America has a rapidly growing underclass, like the elderly couple mentioned above, who know that to ask for help is to become branded as failures, lazy, takers, moochers, weak, and a drain on society. They get cold, hungry, and sick because our national attitude has become to ostracize the poor simply for being poor. Poverty in America is too often painted as a moral failure. The unconditional love and compassion that we speak in awed terms of in the story of the Good Samaritan is absent from our politics and our national character. It really is. What is wrong with America is we have called good evil in the most basic dealings with our brothers and sisters. We cry for God to bless America while we ignore the poor, cater to the wealthy, and proudly boast we have done all (and even far more than) we could.

God bless America?
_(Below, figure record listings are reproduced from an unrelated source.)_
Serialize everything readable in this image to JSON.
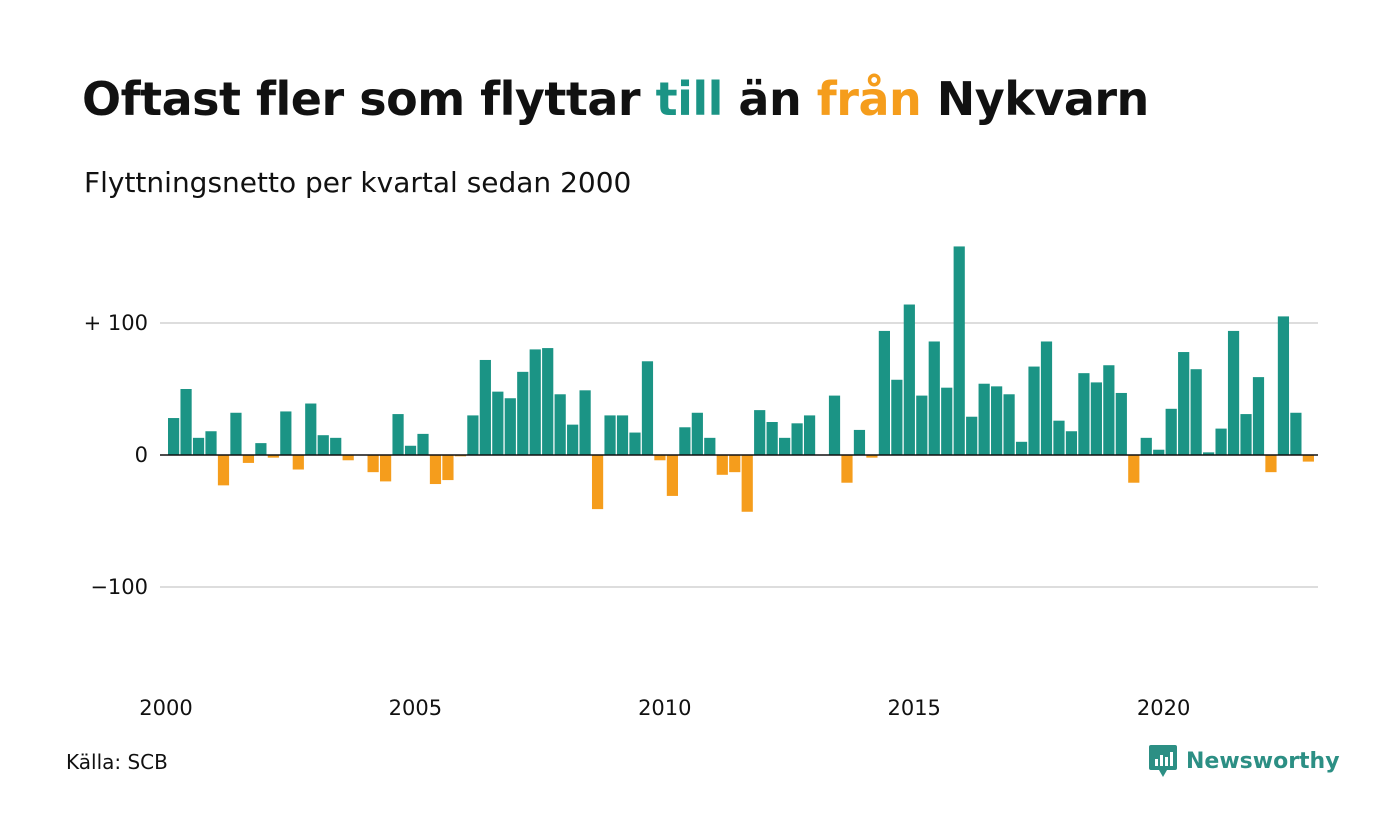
{
  "title": {
    "part1": "Oftast fler som flyttar ",
    "word_to": "till",
    "part2": " än ",
    "word_from": "från",
    "part3": " Nykvarn"
  },
  "subtitle": "Flyttningsnetto per kvartal sedan 2000",
  "source": "Källa: SCB",
  "brand": {
    "name": "Newsworthy",
    "color": "#2c8f84"
  },
  "colors": {
    "positive": "#1b9485",
    "negative": "#f59d1c",
    "grid": "#dddddd",
    "zero_line": "#111111"
  },
  "chart_data": {
    "type": "bar",
    "title": "Oftast fler som flyttar till än från Nykvarn",
    "subtitle": "Flyttningsnetto per kvartal sedan 2000",
    "x_start_year": 2000,
    "periods_per_year": 4,
    "ylim": [
      -160,
      160
    ],
    "yticks": [
      {
        "value": 100,
        "label": "+ 100"
      },
      {
        "value": 0,
        "label": "0"
      },
      {
        "value": -100,
        "label": "−100"
      }
    ],
    "xticks": [
      "2000",
      "2005",
      "2010",
      "2015",
      "2020"
    ],
    "values": [
      28,
      50,
      13,
      18,
      -23,
      32,
      -6,
      9,
      -2,
      33,
      -11,
      39,
      15,
      13,
      -4,
      0,
      -13,
      -20,
      31,
      7,
      16,
      -22,
      -19,
      -1,
      30,
      72,
      48,
      43,
      63,
      80,
      81,
      46,
      23,
      49,
      -41,
      30,
      30,
      17,
      71,
      -4,
      -31,
      21,
      32,
      13,
      -15,
      -13,
      -43,
      34,
      25,
      13,
      24,
      30,
      0,
      45,
      -21,
      19,
      -2,
      94,
      57,
      114,
      45,
      86,
      51,
      158,
      29,
      54,
      52,
      46,
      10,
      67,
      86,
      26,
      18,
      62,
      55,
      68,
      47,
      -21,
      13,
      4,
      35,
      78,
      65,
      2,
      20,
      94,
      31,
      59,
      -13,
      105,
      32,
      -5
    ],
    "grid": true,
    "legend": "none"
  }
}
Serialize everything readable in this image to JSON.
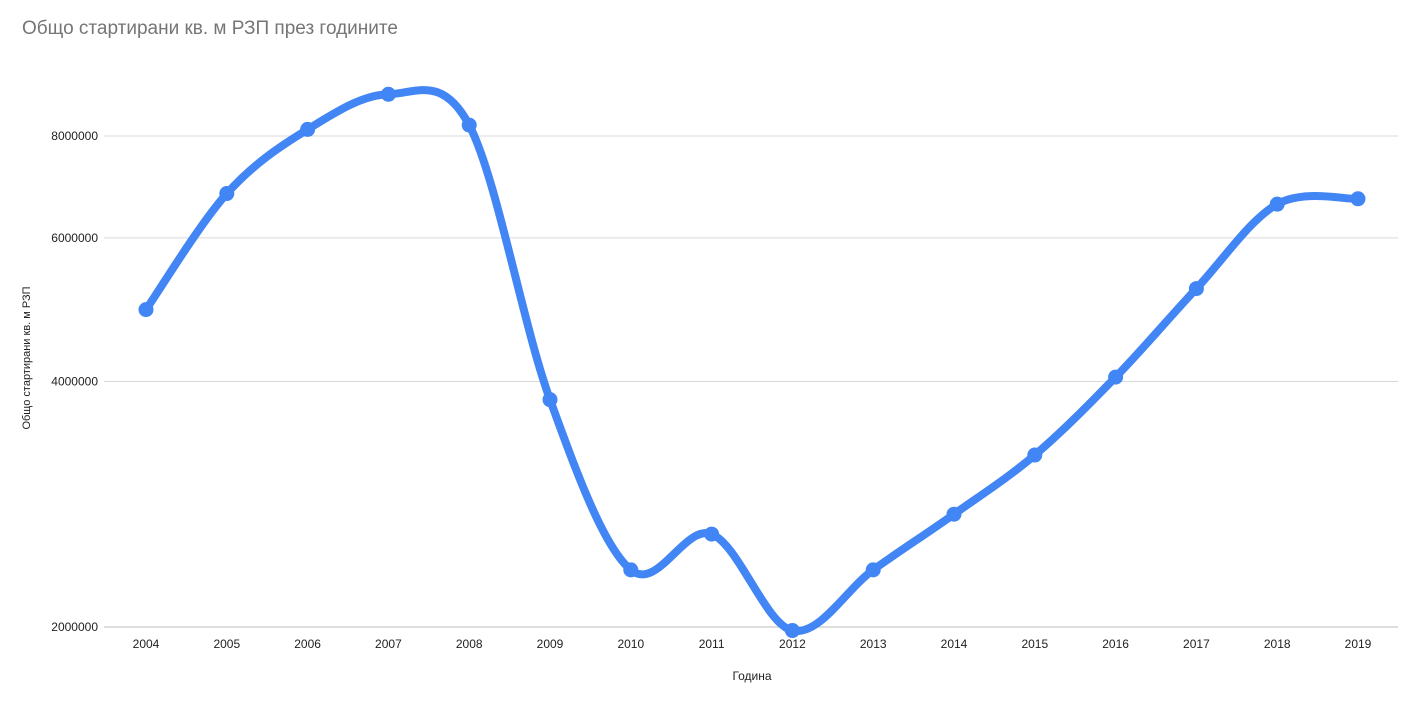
{
  "chart_data": {
    "type": "line",
    "title": "Общо стартирани кв. м РЗП през годините",
    "xlabel": "Година",
    "ylabel": "Общо стартирани кв. м РЗП",
    "y_scale": "log",
    "ylim": [
      2000000,
      9000000
    ],
    "y_ticks": [
      2000000,
      4000000,
      6000000,
      8000000
    ],
    "y_tick_labels": [
      "2000000",
      "4000000",
      "6000000",
      "8000000"
    ],
    "grid": true,
    "smooth": true,
    "line_color": "#4285f4",
    "categories": [
      "2004",
      "2005",
      "2006",
      "2007",
      "2008",
      "2009",
      "2010",
      "2011",
      "2012",
      "2013",
      "2014",
      "2015",
      "2016",
      "2017",
      "2018",
      "2019"
    ],
    "series": [
      {
        "values": [
          4900000,
          6800000,
          8150000,
          9000000,
          8250000,
          3800000,
          2350000,
          2600000,
          1980000,
          2350000,
          2750000,
          3250000,
          4050000,
          5200000,
          6600000,
          6700000
        ]
      }
    ]
  }
}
Why?!?

America can do better and we all know this. Whatever your perspective on the Bible and your brand of Christianity we have common ground. We have the example of Jesus and the admonition of scripture to care for the poor and weak.  The election of Donald Trump has begun to open the eyes of many. This is not who we are or who we want to be. If we are going to continue to claim we are a Christian nation we need to define exactly what that means and we need to begin living like we believe it.


Further Reading:

Though some can apply their theological overlay to these and many other verses and explain them away all while asserting they believe the “plain teaching” of the Bible I invite everyone to ponder these verses and think about what a truly Christian nation, or merely Christian people, should look like in practice.

Deuteronomy 15:7 – 8: “If there is a poor man with you, one of your brothers, in any of your towns in your land which the LORD your God is giving you, you shall not harden your heart, nor close your hand from your poor brother; but you shall freely open your hand to him, and shall generously lend him sufficient for his need in whatever he lacks.”

Proverbs 31:20 (ESV) “She opens her hand to the poor and reaches out her hands to the needy.”

James 2:15-16 “If a brother or sister is poorly clothed and lacking in daily food, and one of you says to them, “Go in peace, be warmed and filled,” without giving them the things needed for the body, what good is that?”

 Leviticus 19:9-10 (NRSV) – “When you reap the harvest of your land, you shall not reap to the very edges of your field, nor shall you gather the gleanings of your harvest. You shall not strip your vineyard bare, or gather the fallen grapes of your vineyard; you shall leave them for the poor and the alien: I am the LORD your God.”
Ezekiel 16:49 “Behold, this was the guilt of your sister Sodom: she and her daughters had pride, excess of food, and prosperous ease, but did not aid the poor and needy.”